With Winter evenings drawing in (in the Northern hemisphere), another lockdown on the cards (everywhere but New Zeland and China), Netflix running out and the liver needing a rest why not augment your familiarity with every networker’s tool of choice: Wireshark? This is a tool I’m sure everyone who’s worked in IT has used at some time in their career to a greater or lesser extent. I myself have dabbled and always had the feeling that I was scratching the surface. It was with this in mind that I bought this book:

Figure 1 – Labtastic packeteering.

The book is divided into sixteen labs and you can download the associated capture files and then attempt to answer the questions the author asks you. Some are easy, some are head-scratchers, and some you think you’ve answered correctly but you won’t have. Detailed explanations are given for each answer with extra information and tips often thrown in. You can probably do a lab in 30-40 minutes though it’ll take longer if you want to do justice to the answers. The point is it can be dipped into and out of quite easily…(I bought it about three or four months ago and am still working through it)

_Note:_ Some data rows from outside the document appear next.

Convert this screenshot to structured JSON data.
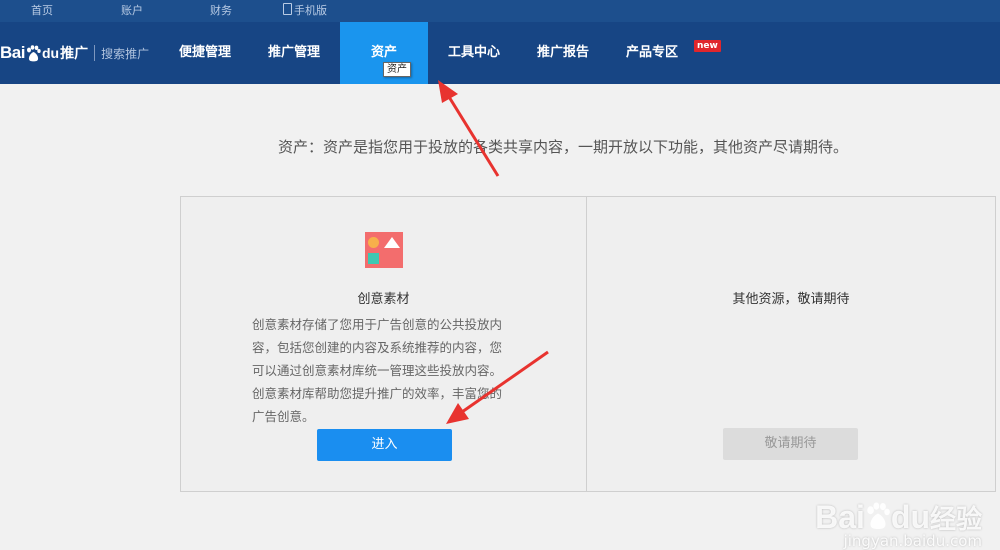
{
  "topbar": {
    "links": [
      "首页",
      "账户",
      "财务",
      "手机版"
    ]
  },
  "logo": {
    "bai": "Bai",
    "du": "du",
    "product": "推广",
    "subtitle": "搜索推广"
  },
  "nav": {
    "items": [
      {
        "label": "便捷管理"
      },
      {
        "label": "推广管理"
      },
      {
        "label": "资产",
        "active": true
      },
      {
        "label": "工具中心"
      },
      {
        "label": "推广报告"
      },
      {
        "label": "产品专区",
        "badge": "new"
      }
    ],
    "tooltip": "资产"
  },
  "main": {
    "description": "资产：资产是指您用于投放的各类共享内容，一期开放以下功能，其他资产尽请期待。",
    "card_creative": {
      "icon": "creative-material-icon",
      "title": "创意素材",
      "text": "创意素材存储了您用于广告创意的公共投放内容，包括您创建的内容及系统推荐的内容，您可以通过创意素材库统一管理这些投放内容。创意素材库帮助您提升推广的效率，丰富您的广告创意。",
      "button": "进入"
    },
    "card_other": {
      "title": "其他资源，敬请期待",
      "button": "敬请期待"
    }
  },
  "watermark": {
    "brand": "Bai",
    "brand2": "du",
    "brand3": "经验",
    "url": "jingyan.baidu.com"
  },
  "colors": {
    "topbar": "#1d4f8d",
    "navbar": "#174584",
    "active_tab": "#1a95ee",
    "primary_button": "#1a8ef0",
    "annotation_arrow": "#e8332f"
  }
}
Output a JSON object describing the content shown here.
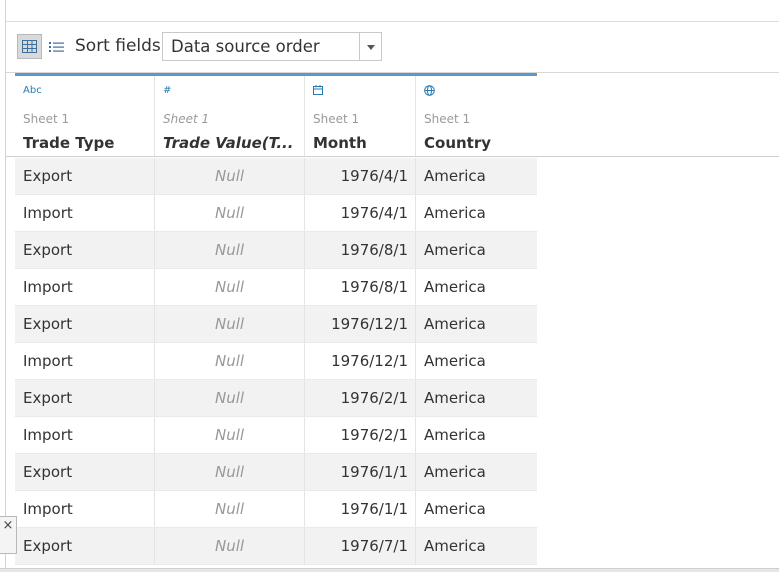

Two things I learnt amongst many:

First thing: you can download objects like jpg files from a capture. I did not know this. Never been to that menu…know it now.   

Second thing: The TCP wireshark preference ‘Allow subdissector to reassemble TCP streams’  is something you want to be familiar with as it alters how your trace is presented and the order in which certain packets appear in it.

For example, if your trace contains a file downloaded over HTTP; the HTTP 200 response to the download request will come when the file download has completed (with this option ticked) allowing you to get a timing of how long the download took. With this option unticked, you will see the http response come at its ‘true’ time in the trace.

Imagine casually asking someone poring over a trace, “Are allowing the subdissector to reassemble TCP streams?” If they answer and give their reasons then just nod sagely; they’ve probably read the book. If not, take off your glasses (I’m playing to stereotypes here) and polish them while casually explaining the importance of this option. Then put your glasses back on to watch that gleam of admiration and wonder grow in their eyes.

The book’s physical format is a little unwieldly  (close to A4 – a UK reference but think big) and it is a bit pricey.